“The scale of the problem suggests malicious intent,” Reps. Cathy McMorris-Rodgers (R-Wash.), Jason T. Smith (R-Mo.) and Jim Jordan (R-Ohio) wrote in their letters, requesting a “systemic review of enrollment” from the watchdogs. The three lawmakers are chairs of the Energy and Commerce, Ways and Means, and Judiciary Committees, respectively.
The allegations center on a report from the Paragon Health Institute, a conservative think tank, which concluded that as many as 5 million Americans may be wrongly receiving ACA insurance subsidies. The Paragon report compared census estimates on the number of Americans potentially eligible for such subsidies against the level of ACA enrollment.
The allegations also are driven by recent KFF Health News reports about unscrupulous brokers falsifying information to enroll customers or wrongly switching customers between plans without their knowledge or consent, a development that has stirred bipartisan anger.
The Centers for Medicare and Medicaid Services recently announced that the agency received about 90,000 complaints of unauthorized sign-ups or plan switches in the first quarter of 2024. While brokers benefit from the moves by receiving commissions, unauthorized plan enrollments or switches can harm consumers, and federal health officials have said they are cracking down on broker behavior.
Democrats share some concerns about possible fraud, with Sen. Ron Wyden (D-Ore.), chair of the Senate Finance Committee, recently demanding more enforcement to protect consumers from unscrupulous brokers.
The focus on potential ACA fraud comes as lawmakers continued to wrestle over the health law and how to fund its programs. Democrats have celebrated sign-ups through the ACA, with President Biden at Thursday night’s debate touting that more than 40 million Americans are covered through its insurance marketplaces and its Medicaid expansion.
Republicans have countered that the program’s purpose has been distorted, and that Democrats have been too generous in providing federal subsidies for private health insurance.
Under the American Rescue Plan Act and the Inflation Reduction Act, people who report income between 100 and 150 percent of the federal poverty line can receive enhanced subsidies that lower their premium to zero for a plan with very low out-of-pocket payments, also known as a zero-premium plan.
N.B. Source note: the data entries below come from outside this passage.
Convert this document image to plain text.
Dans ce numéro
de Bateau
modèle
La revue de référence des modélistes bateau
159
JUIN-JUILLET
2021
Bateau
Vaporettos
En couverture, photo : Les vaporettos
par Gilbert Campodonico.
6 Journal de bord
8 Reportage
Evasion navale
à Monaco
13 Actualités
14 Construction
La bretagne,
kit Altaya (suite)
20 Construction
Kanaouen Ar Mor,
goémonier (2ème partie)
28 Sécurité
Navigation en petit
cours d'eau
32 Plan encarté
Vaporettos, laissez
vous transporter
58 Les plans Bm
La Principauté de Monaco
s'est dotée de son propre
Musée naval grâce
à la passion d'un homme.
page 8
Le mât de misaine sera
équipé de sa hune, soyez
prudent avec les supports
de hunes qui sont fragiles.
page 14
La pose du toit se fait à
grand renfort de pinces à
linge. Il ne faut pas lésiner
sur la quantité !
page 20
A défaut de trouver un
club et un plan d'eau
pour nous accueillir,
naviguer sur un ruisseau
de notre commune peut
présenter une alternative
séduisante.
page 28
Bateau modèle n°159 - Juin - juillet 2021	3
A household of four people, for instance, could report income between about $30,000 and $45,000 to qualify for the enhanced subsidies. The enhanced subsidies are set to expire in 2025, and Republicans have balked at extending them, setting up a fight in Congress.
About half of the people who signed up for private health insurance in the recent ACA enrollment period reported incomes that qualified them for a fully subsidized plan or a zero-premium plan, up from about one-third before the enhanced subsidies became available. The Paragon report argues that individual enrollees, insurance brokers and private health insurers all have financial incentives to take advantage of those subsidies, and that no one has bothered to closely examine the reasons behind the spike in the subsidies’ use.
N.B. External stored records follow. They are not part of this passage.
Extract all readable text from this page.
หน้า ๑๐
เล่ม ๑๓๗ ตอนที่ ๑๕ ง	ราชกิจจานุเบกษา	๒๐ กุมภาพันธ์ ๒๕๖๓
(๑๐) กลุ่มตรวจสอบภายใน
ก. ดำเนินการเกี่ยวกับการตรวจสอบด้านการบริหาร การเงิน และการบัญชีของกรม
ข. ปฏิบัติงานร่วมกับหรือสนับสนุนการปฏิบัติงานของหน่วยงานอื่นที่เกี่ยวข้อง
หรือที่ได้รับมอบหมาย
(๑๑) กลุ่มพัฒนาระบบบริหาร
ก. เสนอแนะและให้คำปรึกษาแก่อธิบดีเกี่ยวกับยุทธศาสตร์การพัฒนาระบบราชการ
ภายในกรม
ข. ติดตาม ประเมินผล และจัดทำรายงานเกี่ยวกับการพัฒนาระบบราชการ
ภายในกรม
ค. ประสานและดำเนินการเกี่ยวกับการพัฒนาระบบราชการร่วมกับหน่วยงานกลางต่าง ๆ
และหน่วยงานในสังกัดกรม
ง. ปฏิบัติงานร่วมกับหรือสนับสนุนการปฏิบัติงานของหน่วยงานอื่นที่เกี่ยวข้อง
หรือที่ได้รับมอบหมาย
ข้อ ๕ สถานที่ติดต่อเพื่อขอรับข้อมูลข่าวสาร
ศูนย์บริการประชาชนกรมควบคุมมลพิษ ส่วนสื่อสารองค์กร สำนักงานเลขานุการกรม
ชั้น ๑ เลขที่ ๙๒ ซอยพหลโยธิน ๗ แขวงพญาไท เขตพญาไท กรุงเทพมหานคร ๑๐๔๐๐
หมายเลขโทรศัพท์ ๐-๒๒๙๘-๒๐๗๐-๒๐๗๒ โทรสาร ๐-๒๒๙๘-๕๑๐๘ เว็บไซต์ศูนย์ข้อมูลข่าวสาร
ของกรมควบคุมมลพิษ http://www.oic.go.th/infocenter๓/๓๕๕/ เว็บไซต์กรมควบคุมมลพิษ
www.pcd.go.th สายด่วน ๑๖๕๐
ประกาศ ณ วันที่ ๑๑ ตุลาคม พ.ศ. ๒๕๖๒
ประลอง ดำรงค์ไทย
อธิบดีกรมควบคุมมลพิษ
“It’s stunning how little has been done to date looking at these issues,” Brian Blase, Paragon’s president and a former Trump White House health policy official, said in an interview.
Other researchers and health policy experts have said they doubt Paragon’s conclusions.
Edwin Park, a research professor at the McCourt School of Public Policy at Georgetown University, said he supported federal investigations into broker behavior and other sources of potential enrollment fraud. But he cautioned that Republicans have repeatedly raised fraud allegations as a way to attack the Affordable Care Act and other health programs.
“Beneficiary fraud has always been a small part of any fraud and abuse in any of the programs like Medicaid,” Park said.
He also criticized the Paragon report for relying on “a relatively simplistic methodology” that didn’t account for critical differences between the census estimates and the ACA enrollment data.
Pressed on his report’s findings, Blase said he was confident in the conclusions.
“I don’t think they’re allegations. I think it’s data,” he said.